According to p. 42 of the more detailed Plan for the Adjustment of Debts of the City of Detroit, the money to be contributed by foundations towards the Grand Bargain (now pegged at $365 million) and the additional $100 million that DIA has committed to raise to secure its independence from the city and its ownership of its collection are to be paid out over a 20-year period.
Reacting to Friday’s important step forward, the Detroit Institute issued an exultant statement that proclaimed, in part:
As a result [of Orr’s plan], the museum will remain and grow as an anchor of Detroit’s Midtown neighborhood and will continue to contribute greatly to a resurgent Detroit…
…or maybe not.
All of the financial pieces have to come together for the “Grand Bargain” to happen, and Detroit’s other stakeholders must agree to a settlement freeing the DIA and its collection from city control. As soon as Orr’s settlement plan was publicly released, the many stakeholders who felt shortchanged started screaming.
As quoted in the NY Times, Lee Saunders, president of the American Federation of State, County and Municipal Employees, called Orr’s plan “an abomination.” The Detroit Free Press quoted Steve Spencer, financial adviser to Financial Guaranty Insurance Company and Syncora (two of Detroit’s largest unsecured creditors) asserting that “it is vital that the full value of the [DIA’s] collection be explored in order to generate potentially billions of additional dollars [emphasis added] for the benefit of all creditors.”
And Michigan Gov.
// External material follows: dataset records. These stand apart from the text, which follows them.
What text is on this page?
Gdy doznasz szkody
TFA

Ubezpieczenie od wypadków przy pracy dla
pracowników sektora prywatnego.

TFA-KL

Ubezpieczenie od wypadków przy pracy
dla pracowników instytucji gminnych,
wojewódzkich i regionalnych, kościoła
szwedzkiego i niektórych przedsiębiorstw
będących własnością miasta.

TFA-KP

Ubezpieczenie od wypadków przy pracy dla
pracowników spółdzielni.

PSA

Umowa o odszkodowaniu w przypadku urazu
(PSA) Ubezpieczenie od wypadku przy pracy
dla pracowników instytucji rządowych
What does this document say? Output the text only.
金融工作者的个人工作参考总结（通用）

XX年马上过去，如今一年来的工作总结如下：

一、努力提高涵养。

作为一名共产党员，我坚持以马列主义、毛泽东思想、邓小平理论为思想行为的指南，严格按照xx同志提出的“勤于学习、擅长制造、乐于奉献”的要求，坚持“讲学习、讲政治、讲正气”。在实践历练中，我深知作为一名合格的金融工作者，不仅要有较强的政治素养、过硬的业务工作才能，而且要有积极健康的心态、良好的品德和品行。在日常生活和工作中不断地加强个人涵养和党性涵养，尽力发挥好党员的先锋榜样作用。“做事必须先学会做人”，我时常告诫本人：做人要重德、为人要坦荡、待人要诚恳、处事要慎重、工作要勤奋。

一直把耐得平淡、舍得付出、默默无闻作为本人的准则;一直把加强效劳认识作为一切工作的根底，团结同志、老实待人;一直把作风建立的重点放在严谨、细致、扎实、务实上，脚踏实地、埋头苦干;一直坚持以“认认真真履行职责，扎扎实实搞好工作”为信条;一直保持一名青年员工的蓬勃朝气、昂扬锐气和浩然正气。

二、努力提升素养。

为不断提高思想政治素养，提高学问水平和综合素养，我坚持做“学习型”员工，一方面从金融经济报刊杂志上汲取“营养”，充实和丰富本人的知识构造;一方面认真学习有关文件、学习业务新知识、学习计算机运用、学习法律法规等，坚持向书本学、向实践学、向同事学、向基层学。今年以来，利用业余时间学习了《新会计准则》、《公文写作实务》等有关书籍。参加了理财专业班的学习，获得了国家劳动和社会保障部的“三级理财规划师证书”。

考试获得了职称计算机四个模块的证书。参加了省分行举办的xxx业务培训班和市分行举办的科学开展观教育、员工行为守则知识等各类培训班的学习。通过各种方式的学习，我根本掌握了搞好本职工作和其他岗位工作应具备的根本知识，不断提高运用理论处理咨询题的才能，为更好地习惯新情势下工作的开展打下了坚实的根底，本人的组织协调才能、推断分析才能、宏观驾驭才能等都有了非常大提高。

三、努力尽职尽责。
Rick Snyder was quoted in the Detroit Free Press as warning that getting the state legislature to allocate up to $350 million towards the plan “won’t be easy.”
One need only read the barrage of tweets over the last few days by the Free Press’ inexhaustible Nathan Bomey to realize how far away the bankruptcy stakeholders still are from reaching an agreement.
We can only hope that after the first swell of heated rhetoric and trash talk, all the sides come to their senses in time to realize that it’s in everyone’s best interests to negotiate, not litigate.
I’m not laying any odds on whether or not this will happen.